On peut dire ce qu'il est… et aussi ce qu'il n'est pas.
L'ignorant croit que c'est l'indice d'une compétence : plus le grade est élevé plus le titulaire est compétent… Il fait une transposition du système occidental scolaire, universitaire et sportif dans un art oriental, où ces repères n'ont rien à faire. C’est la pire des bêtises à faire, et c'est pourquoi quelqu'un de non compétent, non pratiquant, occidental, la fera. Et c’est normal : il ne connaît pas, donc il transpose ce qu'il connaît, et observe à travers ce filtre déformant. Pourtant des gens sans pratique sérieuse ont des grades importants ; l'ignorant le justifiera en disant ce sont des grades honorifiques… ce qui n'existe pas dans le système des grades martiaux !

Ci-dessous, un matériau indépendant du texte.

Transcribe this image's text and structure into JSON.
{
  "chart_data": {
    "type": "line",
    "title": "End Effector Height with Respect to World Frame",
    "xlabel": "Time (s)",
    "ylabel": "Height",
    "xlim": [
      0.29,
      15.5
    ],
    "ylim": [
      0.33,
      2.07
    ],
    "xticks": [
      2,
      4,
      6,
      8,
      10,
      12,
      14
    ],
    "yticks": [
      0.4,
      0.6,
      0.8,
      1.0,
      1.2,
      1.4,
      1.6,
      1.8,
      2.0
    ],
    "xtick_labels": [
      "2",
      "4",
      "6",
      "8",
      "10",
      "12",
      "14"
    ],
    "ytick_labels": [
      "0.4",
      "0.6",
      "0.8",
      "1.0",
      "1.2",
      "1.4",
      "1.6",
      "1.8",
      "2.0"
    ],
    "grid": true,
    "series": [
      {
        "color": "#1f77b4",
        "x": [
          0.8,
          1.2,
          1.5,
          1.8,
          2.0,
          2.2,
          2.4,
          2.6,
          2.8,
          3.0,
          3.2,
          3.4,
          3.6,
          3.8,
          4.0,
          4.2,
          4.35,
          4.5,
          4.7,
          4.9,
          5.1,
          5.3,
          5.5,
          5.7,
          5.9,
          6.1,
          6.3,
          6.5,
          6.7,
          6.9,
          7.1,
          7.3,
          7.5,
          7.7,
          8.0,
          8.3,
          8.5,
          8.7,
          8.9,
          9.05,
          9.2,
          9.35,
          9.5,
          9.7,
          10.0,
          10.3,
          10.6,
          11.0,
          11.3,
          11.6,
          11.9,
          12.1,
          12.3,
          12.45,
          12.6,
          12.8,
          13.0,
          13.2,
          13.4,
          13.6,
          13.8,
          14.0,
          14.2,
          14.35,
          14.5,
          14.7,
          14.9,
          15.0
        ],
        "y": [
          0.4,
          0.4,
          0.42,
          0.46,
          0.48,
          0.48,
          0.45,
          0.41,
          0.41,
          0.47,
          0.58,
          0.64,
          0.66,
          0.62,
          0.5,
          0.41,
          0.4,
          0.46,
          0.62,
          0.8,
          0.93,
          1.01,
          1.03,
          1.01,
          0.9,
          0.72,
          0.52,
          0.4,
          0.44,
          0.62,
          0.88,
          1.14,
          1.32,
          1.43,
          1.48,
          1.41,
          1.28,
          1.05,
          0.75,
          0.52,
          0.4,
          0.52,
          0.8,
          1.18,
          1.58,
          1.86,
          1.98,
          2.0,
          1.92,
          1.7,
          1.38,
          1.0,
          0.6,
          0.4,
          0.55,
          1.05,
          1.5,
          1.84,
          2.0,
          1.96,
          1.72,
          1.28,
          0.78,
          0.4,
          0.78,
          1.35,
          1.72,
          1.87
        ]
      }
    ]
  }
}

Le sportif pas encore dopé dira que seuls les passages de grade selon des normes locales, souvent simple imitation du système de compétitions sportives, donnent des grades valables.
Le problème, c'est que le fondateur n'a jamais accordé un grade à des gens qui faisaient leur petit numéro de sport devant un jury, comme les sportifs. Des grades donnés par une fédération sportive, cela n'existe pas au Japon où ce sont les maîtres qui décernent les grades... Là-bas, le grade est un enjeu politique, un instrument de pouvoir.
Quand cette approche est reprise par des professeurs d'arts martiaux ou d'aïkido qui enseignent, ou forment des gens, cela devient du grand délire. L'incompétent, comme celui sensé être compétent, ont le même avis, ce qui est déjà anormal au départ… sinon quel intérêt à étudier la discipline ? Aucun...
« Un repère dans la progression de l'étude de l'aïkido ! », dira le consommateur pour masquer sa soif de grade, car valoriser son ego n’étant pas très bien vu par les pratiquants, on se donne bonne conscience en évoquant une nécessité pédagogique.
Le problème c'est que l'aïkido est un art, et que chacun évoluera à son rythme et à sa façon, car nous sommes tous différents. D’où l’impossibilité d'y plaquer une échelle de valeur.